だが、一緒に仕事をすることで、その同僚をもっとよく理解でき、なんらかの共感を持つようになることさえある。「いら立ちではなく同情を感じるようになるかもしれない」と、ゴールマンは言う。相手の行動には理由があること(たとえば、家庭でのストレスや上司からのプレッシャー)や、相手はこちらが頼んだことをやろうとしたが失敗したのだということに気づくかもしれない。嫌いな相手と長く一緒に過ごしていると、より前向きな経験をする機会に出合うこともある。だが、このアドバイスには重要な例外があることを思い出していただきたい。「相手が自分の道徳観を踏みにじるような人間の場合は、逃げ出すのは悪い戦略ではない」と、サットンは述べている。

■相手に意見を言って改善するケース、危険なケース

ここまでのアドバイスが一つも奏功しなかった場合には、なんらかの意見を与えることを検討してもよいだろう。こちらをイライラさせるものが何であれ、それはその同僚の職業人としての前進を何度も阻むことになるものでもある。
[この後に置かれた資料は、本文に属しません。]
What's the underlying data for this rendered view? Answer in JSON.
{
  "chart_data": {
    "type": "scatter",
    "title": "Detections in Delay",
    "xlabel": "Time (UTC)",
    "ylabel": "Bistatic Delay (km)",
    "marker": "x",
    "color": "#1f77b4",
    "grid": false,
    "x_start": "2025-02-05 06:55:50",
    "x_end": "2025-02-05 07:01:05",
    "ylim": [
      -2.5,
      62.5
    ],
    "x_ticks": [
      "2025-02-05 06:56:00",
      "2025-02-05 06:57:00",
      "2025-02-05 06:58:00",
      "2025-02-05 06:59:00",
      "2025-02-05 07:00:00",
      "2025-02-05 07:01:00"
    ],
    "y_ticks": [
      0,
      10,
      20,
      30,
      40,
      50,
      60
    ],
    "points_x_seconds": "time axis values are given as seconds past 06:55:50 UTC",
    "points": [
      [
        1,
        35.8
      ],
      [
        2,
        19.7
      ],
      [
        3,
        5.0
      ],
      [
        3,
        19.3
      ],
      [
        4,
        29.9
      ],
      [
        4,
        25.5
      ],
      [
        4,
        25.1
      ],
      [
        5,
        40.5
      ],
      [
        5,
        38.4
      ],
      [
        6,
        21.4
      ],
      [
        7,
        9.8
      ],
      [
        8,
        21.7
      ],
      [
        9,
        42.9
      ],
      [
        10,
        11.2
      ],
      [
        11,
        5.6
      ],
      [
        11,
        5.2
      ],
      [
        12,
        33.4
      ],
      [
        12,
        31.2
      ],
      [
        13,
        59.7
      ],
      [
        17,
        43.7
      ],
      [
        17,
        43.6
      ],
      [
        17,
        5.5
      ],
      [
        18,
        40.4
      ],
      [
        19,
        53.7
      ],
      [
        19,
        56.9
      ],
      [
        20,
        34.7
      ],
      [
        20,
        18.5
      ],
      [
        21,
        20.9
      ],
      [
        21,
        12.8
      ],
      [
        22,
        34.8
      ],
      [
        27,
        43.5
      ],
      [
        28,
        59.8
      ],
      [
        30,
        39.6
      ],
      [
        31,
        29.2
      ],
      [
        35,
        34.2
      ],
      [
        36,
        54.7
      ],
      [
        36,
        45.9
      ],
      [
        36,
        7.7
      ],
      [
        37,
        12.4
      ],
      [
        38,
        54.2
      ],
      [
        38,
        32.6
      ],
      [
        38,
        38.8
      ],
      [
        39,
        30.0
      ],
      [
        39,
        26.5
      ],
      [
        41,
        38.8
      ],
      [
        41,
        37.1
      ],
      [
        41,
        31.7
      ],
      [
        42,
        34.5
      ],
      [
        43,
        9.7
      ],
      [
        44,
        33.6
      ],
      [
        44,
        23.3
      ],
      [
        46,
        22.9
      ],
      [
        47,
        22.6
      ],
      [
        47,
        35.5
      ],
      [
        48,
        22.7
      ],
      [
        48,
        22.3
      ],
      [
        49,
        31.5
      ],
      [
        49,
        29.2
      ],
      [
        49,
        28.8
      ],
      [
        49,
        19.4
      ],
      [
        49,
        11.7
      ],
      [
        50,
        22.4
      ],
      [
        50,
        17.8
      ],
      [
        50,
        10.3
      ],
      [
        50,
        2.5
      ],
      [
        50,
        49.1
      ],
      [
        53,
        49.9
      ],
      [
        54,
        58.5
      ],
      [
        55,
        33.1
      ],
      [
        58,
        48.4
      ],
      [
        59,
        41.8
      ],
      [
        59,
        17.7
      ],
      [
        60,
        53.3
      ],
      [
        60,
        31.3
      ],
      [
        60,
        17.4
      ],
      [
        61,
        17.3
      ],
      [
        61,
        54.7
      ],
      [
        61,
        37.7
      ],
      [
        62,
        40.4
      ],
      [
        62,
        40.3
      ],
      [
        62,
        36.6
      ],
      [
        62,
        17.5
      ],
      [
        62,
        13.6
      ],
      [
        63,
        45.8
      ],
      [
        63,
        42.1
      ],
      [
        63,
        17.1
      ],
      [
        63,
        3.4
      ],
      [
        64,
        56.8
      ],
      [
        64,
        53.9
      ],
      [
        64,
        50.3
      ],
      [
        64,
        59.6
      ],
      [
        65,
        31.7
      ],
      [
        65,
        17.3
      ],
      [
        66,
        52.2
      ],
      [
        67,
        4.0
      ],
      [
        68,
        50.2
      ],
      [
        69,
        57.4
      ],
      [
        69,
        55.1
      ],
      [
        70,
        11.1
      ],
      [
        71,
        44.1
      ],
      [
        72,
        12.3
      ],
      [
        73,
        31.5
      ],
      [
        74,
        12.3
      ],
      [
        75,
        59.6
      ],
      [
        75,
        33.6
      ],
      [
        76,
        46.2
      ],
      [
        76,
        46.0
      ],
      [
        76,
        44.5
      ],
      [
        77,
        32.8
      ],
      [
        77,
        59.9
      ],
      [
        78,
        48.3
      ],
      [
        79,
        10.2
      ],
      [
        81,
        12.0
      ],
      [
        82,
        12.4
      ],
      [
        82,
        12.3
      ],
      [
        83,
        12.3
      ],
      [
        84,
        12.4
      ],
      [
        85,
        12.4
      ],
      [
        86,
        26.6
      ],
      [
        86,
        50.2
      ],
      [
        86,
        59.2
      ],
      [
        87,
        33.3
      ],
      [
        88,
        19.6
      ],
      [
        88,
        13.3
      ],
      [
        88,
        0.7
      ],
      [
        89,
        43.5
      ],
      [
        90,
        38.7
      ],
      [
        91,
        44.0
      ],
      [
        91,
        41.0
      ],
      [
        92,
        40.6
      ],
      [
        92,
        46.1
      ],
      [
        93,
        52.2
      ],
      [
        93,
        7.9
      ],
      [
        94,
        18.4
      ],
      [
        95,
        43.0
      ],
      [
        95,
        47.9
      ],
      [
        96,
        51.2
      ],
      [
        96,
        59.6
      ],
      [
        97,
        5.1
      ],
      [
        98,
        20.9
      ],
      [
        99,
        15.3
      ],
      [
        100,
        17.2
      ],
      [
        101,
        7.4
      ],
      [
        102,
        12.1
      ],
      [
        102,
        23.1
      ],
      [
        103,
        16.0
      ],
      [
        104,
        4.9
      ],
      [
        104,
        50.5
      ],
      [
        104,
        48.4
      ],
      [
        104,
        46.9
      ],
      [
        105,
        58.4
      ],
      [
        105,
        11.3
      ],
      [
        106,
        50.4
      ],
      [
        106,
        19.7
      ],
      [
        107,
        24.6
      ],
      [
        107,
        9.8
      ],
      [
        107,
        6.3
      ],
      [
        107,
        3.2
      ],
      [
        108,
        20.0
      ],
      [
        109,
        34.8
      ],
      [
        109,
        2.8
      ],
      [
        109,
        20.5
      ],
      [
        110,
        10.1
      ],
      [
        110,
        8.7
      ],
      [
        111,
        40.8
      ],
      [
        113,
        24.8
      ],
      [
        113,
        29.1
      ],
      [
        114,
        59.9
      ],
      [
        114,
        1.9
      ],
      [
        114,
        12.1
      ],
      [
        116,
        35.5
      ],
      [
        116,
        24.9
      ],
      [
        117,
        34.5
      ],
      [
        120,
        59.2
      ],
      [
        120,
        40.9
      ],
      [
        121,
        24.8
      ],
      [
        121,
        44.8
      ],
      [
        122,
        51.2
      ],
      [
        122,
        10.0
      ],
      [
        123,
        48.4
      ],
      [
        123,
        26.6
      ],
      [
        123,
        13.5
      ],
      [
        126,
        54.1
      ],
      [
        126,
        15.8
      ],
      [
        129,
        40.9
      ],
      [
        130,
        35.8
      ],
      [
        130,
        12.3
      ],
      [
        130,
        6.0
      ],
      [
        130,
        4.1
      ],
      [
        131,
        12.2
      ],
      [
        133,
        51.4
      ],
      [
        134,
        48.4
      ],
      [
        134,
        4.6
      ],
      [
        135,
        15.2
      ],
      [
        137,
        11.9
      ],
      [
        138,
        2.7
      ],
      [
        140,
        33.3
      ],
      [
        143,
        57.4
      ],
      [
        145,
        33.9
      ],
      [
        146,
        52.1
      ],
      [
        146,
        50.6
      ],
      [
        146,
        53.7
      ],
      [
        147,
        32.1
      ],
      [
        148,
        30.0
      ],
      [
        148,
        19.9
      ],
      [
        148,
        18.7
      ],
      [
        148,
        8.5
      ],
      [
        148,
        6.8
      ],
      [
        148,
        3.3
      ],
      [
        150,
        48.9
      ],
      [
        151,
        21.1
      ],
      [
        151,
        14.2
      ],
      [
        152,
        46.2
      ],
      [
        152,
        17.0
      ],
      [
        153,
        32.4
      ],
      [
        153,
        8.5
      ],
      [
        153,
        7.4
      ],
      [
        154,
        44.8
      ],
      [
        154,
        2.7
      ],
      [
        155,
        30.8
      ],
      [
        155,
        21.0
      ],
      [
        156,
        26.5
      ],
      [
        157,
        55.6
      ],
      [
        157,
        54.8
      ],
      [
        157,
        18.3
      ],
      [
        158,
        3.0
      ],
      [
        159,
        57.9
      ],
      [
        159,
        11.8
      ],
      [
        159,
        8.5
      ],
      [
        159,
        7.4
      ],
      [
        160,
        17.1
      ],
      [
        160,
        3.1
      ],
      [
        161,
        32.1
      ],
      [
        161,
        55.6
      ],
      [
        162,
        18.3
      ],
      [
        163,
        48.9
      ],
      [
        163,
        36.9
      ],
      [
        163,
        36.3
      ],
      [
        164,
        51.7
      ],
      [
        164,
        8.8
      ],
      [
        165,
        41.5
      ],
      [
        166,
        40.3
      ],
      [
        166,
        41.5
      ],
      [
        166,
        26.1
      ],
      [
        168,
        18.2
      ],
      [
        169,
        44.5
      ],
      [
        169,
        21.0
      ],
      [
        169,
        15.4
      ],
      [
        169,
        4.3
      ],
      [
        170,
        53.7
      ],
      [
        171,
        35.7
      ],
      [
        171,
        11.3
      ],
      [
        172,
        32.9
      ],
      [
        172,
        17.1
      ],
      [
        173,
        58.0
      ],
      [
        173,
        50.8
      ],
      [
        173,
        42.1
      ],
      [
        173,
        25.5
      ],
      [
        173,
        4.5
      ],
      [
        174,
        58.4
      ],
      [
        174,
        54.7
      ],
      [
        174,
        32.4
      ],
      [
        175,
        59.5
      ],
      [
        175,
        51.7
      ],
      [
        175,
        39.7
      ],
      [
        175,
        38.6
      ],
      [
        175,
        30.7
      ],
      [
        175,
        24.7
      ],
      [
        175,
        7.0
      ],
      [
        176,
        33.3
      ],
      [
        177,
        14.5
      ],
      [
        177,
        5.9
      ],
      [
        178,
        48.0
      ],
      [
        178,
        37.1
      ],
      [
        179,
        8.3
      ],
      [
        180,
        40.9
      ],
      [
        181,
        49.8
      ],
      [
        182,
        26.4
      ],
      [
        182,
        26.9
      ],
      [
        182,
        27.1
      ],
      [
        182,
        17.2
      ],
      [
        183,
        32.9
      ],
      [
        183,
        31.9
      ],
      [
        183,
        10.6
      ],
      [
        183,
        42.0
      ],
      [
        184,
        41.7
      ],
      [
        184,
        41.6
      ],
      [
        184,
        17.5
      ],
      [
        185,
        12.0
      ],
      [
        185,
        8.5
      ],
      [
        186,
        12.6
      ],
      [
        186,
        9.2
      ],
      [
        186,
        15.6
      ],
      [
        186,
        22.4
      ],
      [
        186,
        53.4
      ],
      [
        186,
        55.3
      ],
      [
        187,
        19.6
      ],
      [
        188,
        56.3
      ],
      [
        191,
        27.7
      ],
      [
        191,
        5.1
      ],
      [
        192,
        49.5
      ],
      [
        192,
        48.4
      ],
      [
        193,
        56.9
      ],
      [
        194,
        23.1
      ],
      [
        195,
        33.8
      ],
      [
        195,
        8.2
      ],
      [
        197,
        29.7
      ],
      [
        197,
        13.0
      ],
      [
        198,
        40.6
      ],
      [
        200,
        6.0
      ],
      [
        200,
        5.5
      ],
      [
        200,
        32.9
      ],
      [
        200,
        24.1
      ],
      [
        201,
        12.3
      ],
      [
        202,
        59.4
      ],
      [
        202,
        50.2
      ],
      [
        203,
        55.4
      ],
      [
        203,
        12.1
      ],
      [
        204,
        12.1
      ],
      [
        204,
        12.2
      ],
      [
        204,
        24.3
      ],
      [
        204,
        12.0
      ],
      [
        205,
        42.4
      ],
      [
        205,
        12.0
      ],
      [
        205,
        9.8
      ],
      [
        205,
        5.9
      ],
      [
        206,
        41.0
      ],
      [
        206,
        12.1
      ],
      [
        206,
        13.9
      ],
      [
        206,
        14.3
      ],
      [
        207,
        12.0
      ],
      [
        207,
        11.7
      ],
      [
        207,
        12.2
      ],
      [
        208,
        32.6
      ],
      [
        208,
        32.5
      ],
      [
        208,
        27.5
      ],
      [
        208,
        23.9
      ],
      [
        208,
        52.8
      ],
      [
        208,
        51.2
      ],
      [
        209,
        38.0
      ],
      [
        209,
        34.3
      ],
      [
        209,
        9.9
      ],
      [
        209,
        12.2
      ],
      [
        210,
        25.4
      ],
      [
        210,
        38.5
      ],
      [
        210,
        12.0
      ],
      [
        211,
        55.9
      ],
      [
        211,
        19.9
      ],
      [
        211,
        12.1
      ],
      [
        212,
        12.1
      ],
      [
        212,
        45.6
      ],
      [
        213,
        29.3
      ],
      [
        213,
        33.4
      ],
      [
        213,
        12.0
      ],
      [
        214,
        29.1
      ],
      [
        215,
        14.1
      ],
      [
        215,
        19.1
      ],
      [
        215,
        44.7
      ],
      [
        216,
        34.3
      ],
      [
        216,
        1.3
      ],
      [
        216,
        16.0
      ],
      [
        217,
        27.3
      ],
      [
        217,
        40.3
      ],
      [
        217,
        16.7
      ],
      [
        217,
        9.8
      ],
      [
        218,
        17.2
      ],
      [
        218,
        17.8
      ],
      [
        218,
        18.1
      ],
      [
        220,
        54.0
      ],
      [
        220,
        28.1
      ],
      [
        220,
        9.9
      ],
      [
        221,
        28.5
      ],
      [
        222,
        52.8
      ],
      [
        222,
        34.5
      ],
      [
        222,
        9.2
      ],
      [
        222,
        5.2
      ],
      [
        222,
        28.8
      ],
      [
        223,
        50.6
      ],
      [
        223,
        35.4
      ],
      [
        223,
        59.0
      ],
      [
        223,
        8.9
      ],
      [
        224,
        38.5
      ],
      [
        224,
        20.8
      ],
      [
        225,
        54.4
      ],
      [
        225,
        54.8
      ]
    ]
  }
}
「自分が人にどう思われているかをその同僚が知っていると決めつけてはならない」と、サットンは言う。あらゆる点について相手を罵倒してはならない。相手がコントロールできる行動に的を絞って、それがこちらの集中力や、ともに取り組んでいる仕事にどのような影響を及ぼしているかを説明しよう。こちらの所見を慎重に伝えれば、相手が自己認識を深め、職場でより有用な人材になる手助けをすることになるかもしれない。

だが、くれぐれも慎重に。意見を言うべきか否かは「こちらがどれほど巧みなコミュニケーターで、相手がどれほど受容力のある人間かによる」と、ゴールマンは言う。その同僚が人の意見に耳を傾けるタイプだと思われ、仕事に絞った節度ある会話ができるという自信が自分にある場合は、やんわりとフィードバックを与えよう。だが、同僚が逆上したり根に持ったりするタイプかもしれない場合は、リスクをおかしてはならない。「相手があなたの意見を個人攻撃と受け取って、問題がエスカレートする危険性がある」と、ゴールマンは言う。自分自身も人からの意見に耳を傾ける必要がある。こちらが同僚を嫌いなときは、相手もこちらを嫌っている可能性が高いのだ。

すべてがお手上げの状況なら、「感情にとらわれないという技を実践しよう」と、サットンは勧めている。「その同僚が苦痛を与える存在であっても、自分が苦痛を感じなければ、なんの問題もない」と、ゴールマンは説く。このような認知の枠組み変換は、自分にはほとんど、もしくはまったく制御できない状況では効果的な場合がある。